Friends ended 15 years ago, but fans and critics alike can’t stop watching. When it landed on Netflix in 2015, the scrutiny intensified, especially around matters of the show handled issues of diversity and homophobia.
Speaking to The Guardian, Schwimmer is still all-in for the show, despite the serious backlash his character Ross has come under for his treatment of Rachel (Jennifer Aniston): “I don't care. The truth is also that show was groundbreaking in its time for the way in which it handled so casually sex, protected sex, gay marriage and relationships. The pilot of the show was my character's wife left him for a woman and there was a gay wedding, of my ex and her wife, that I attended.”

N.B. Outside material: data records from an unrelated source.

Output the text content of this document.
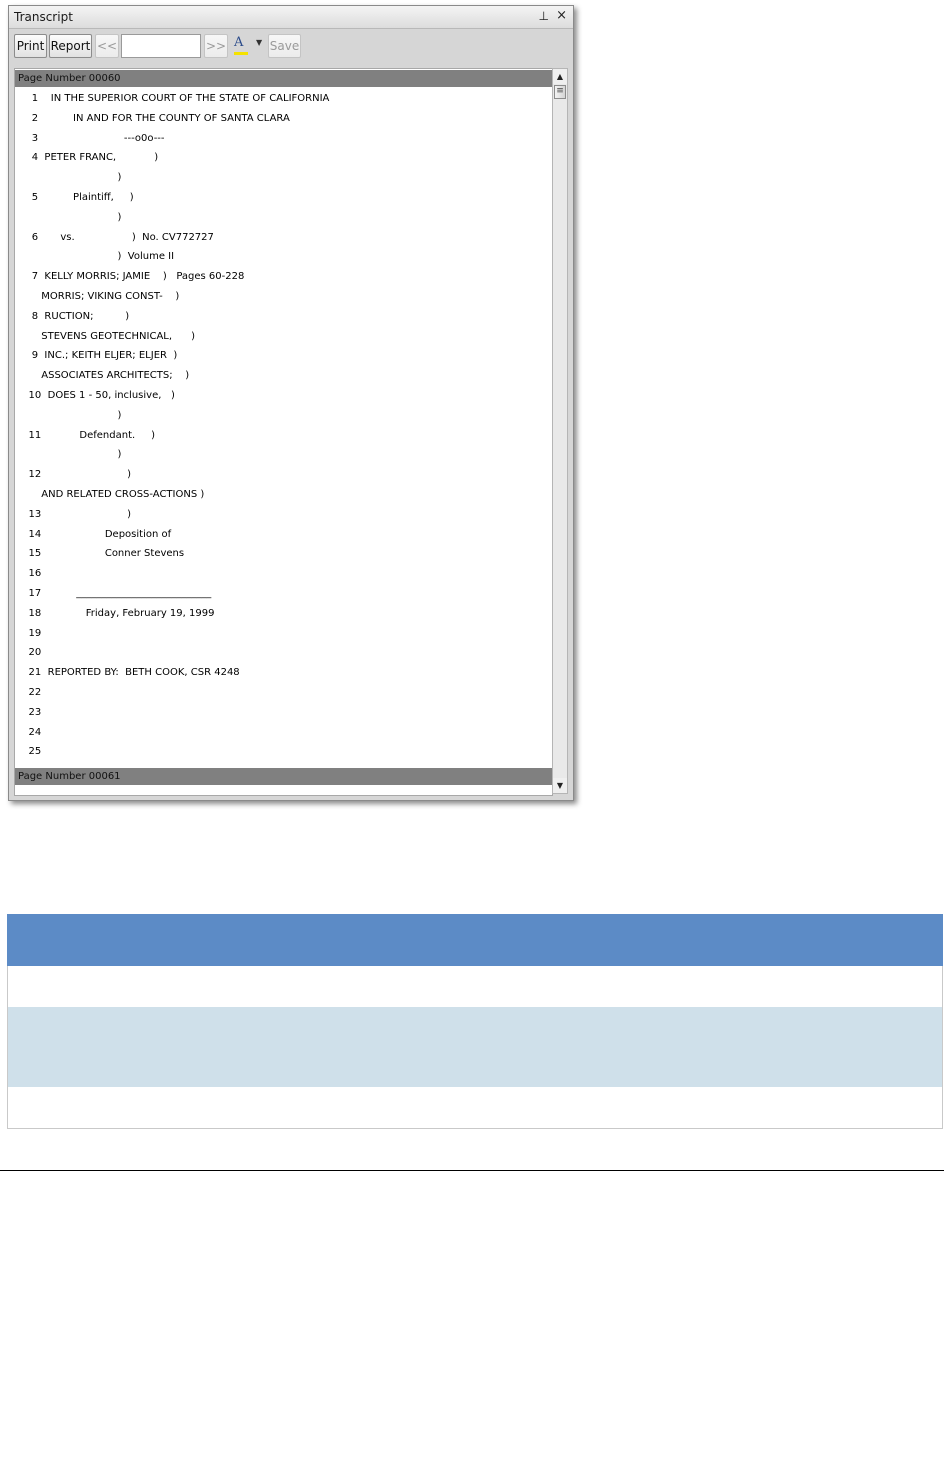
Transcript	⊥ ×
Print Report <<	>> A ▼ Save
Page Number 00060
1    IN THE SUPERIOR COURT OF THE STATE OF CALIFORNIA
2           IN AND FOR THE COUNTY OF SANTA CLARA
3                           ---o0o---
4  PETER FRANC,            )
)
5           Plaintiff,     )
)
6       vs.                  )  No. CV772727
)  Volume II
7  KELLY MORRIS; JAMIE    )   Pages 60-228
MORRIS; VIKING CONST-    )
8  RUCTION;          )
STEVENS GEOTECHNICAL,      )
9  INC.; KEITH ELJER; ELJER  )
ASSOCIATES ARCHITECTS;    )
10  DOES 1 - 50, inclusive,   )
)
11            Defendant.     )
)
12                           )
AND RELATED CROSS-ACTIONS )
13                           )
14                    Deposition of
15                    Conner Stevens
16
17           ___________________________
18              Friday, February 19, 1999
19
20
21  REPORTED BY:  BETH COOK, CSR 4248
22
23
24
25
Page Number 00061
▲
≡
▼
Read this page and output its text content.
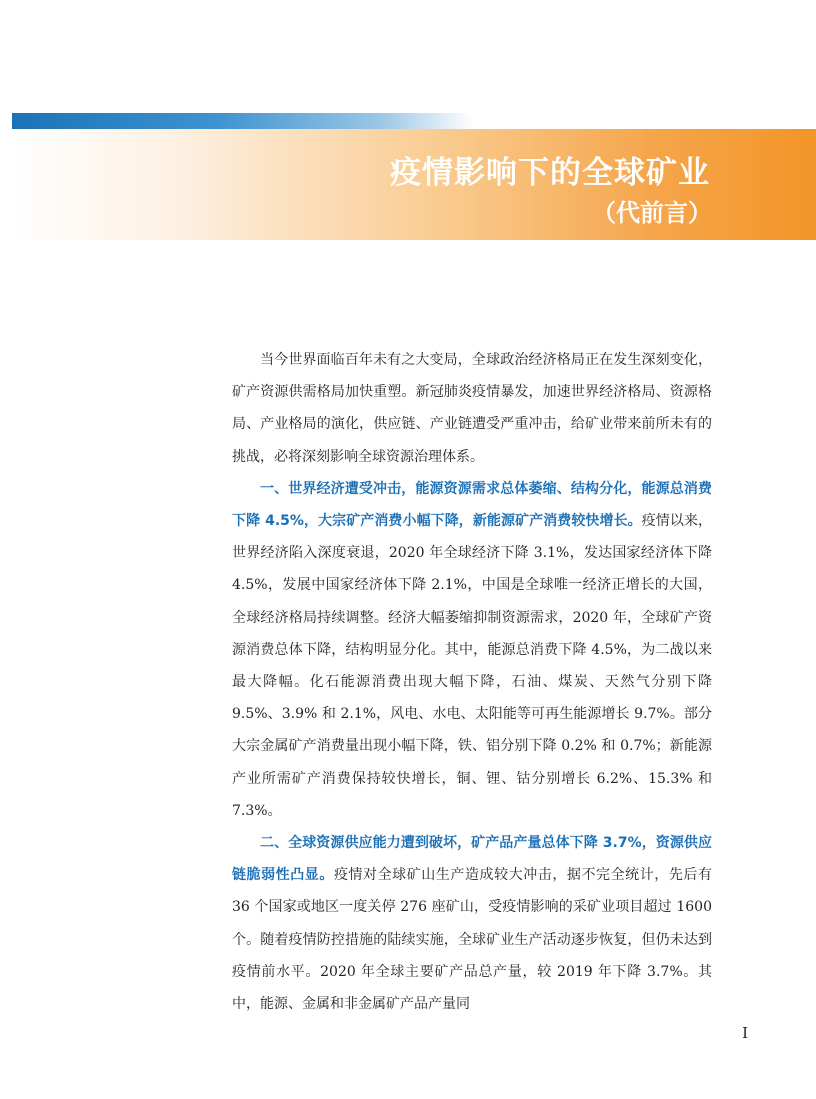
疫情影响下的全球矿业
（代前言）

当今世界面临百年未有之大变局，全球政治经济格局正在发生深刻变化，矿产资源供需格局加快重塑。新冠肺炎疫情暴发，加速世界经济格局、资源格局、产业格局的演化，供应链、产业链遭受严重冲击，给矿业带来前所未有的挑战，必将深刻影响全球资源治理体系。

一、世界经济遭受冲击，能源资源需求总体萎缩、结构分化，能源总消费下降 4.5%，大宗矿产消费小幅下降，新能源矿产消费较快增长。疫情以来，世界经济陷入深度衰退，2020 年全球经济下降 3.1%，发达国家经济体下降 4.5%，发展中国家经济体下降 2.1%，中国是全球唯一经济正增长的大国，全球经济格局持续调整。经济大幅萎缩抑制资源需求，2020 年，全球矿产资源消费总体下降，结构明显分化。其中，能源总消费下降 4.5%，为二战以来最大降幅。化石能源消费出现大幅下降，石油、煤炭、天然气分别下降 9.5%、3.9% 和 2.1%，风电、水电、太阳能等可再生能源增长 9.7%。部分大宗金属矿产消费量出现小幅下降，铁、铝分别下降 0.2% 和 0.7%；新能源产业所需矿产消费保持较快增长，铜、锂、钴分别增长 6.2%、15.3% 和 7.3%。

二、全球资源供应能力遭到破坏，矿产品产量总体下降 3.7%，资源供应链脆弱性凸显。疫情对全球矿山生产造成较大冲击，据不完全统计，先后有 36 个国家或地区一度关停 276 座矿山，受疫情影响的采矿业项目超过 1600 个。随着疫情防控措施的陆续实施，全球矿业生产活动逐步恢复，但仍未达到疫情前水平。2020 年全球主要矿产品总产量，较 2019 年下降 3.7%。其中，能源、金属和非金属矿产品产量同

I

He continued: “I feel that a lot of the problem today in so many areas is that so little is taken in context. You have to look at it from the point of view of what the show was trying to do at the time. I'm the first person to say that maybe something was inappropriate or insensitive, but I feel like my barometer was pretty good at that time. I was already really attuned to social issues and issues of equality.”
Schwimmer’s character dated an Asian woman and a black woman, but that’s about as diverse as it got, despite his best efforts.
“Maybe there should be an all-black Friends or an all-Asian Friends,” Schwimmer said. “But I was well aware of the lack of diversity and I campaigned for years to have Ross date women of color. One of the first girlfriends I had on the show was an Asian American woman, and later I dated African American women. That was a very conscious push on my part.”
This all comes as the show celebrates its 25th anniversary of the premiere, and rumors of a movie featuring Schwimmer, Aniston, Lisa Kudrow, Courteney Cox, Matthew Perry and Matt LeBlanc are swirling.